Don Stowers, Editor-OGFJ

Renewable energy sources, not including hydroelectric power, account for just 1% of the world’s supply, say the experts. Fossil fuels like oil, natural gas, and coal provide about 85%. Yet, nearly everyone concedes the importance of renewable energy - wind, solar, tidal, and even nuclear - as the world attempts to meet the energy needs of its 6.5 billion or so residents.

The oil and gas industry is as eager as many environmentalists to find alternatives to fossil fuels because it sees supply dwindling. Similarly, the Edison Electric Institute, the association that represents US investor-owned utilities, says the move toward renewable energy is inexorable.

Now comes a survey by Deloitte & Touche LLP that says an overwhelming majority of US oil and gas investors (81%) support “green” energy investments. The survey, conducted in late 2005, indicates that oil and gas stock owners support industry investment in renewable energy initiatives, such as solar, wind, and geothermal.

“It is eye-opening to see the level of support for green energy by individuals who choose to own oil and gas company stocks,” said Greg Aliff, vice chairman and national managing partner of Deloitte’s energy and resources group. “For example, when asked about capital utilization, 39% preferred that the company invest in green alternatives, while only 18% preferred increased dividends - a 2:1 ratio favoring green investments over increased dividend payments.”

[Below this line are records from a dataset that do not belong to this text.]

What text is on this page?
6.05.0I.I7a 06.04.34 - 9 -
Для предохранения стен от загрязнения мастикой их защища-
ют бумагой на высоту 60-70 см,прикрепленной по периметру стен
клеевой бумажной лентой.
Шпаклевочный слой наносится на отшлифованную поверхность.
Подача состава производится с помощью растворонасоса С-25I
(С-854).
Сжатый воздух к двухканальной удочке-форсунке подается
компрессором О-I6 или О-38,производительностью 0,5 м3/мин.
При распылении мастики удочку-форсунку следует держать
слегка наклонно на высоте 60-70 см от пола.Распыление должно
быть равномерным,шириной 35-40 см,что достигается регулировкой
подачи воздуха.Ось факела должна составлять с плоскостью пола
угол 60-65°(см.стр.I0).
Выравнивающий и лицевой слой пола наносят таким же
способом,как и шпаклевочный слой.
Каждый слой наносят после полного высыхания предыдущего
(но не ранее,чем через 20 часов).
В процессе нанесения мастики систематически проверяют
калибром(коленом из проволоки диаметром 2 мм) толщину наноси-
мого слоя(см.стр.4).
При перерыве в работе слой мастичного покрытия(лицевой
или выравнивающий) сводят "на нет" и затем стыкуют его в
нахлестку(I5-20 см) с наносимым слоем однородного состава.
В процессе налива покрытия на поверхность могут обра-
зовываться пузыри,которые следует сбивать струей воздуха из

Oil and gas companies are not disappointing these investors. BP has created an alternative energy group and has been investing heavily in solar, wind, and hydrogen power initiatives. Shell is one of the largest owners of wind “farms” in Europe. Chevron is spending millions on advanced research into making cellulosic biofuels (wood fiber and switchgrass) and hydrogen viable transportation fuels.

Most recently, Houston-based Marathon Oil Corp. said it plans to enter into a 50/50 joint venture with The Andersons Inc., a diversified company with strong agricultural interests, with the intent to construct and operate a number of ethanol plants. Marathon has been blending ethanol in gasoline for more than 15 years.

The Deloitte survey results also show that US oil and gas investors are more than twice as likely to own the stock of a super major (54%) than that of an independent (22%). About 13% own stock in both super majors and independents.

For renewables to thrive, it is generally agreed that governments need to offer incentives. This is a preferred option to penalizing producers or consumers of fossil fuels - a so-called “carbon tax.” Japan, for instance, offers generous tax breaks for constructing solar-powered buildings. Some US cities and states also offer incentives.

Energy companies and consumers alike in the US seem to prefer reward over punishment as a motivator. Punishing consumers when they have no real alternatives, and hitting companies that are merely responding to consumer demand with a heavy tax burden are both counter-productive measures.

Market forces are already at work shaping the role renewable energy will play in our future. Let’s not stifle this natural development with excessive government interference.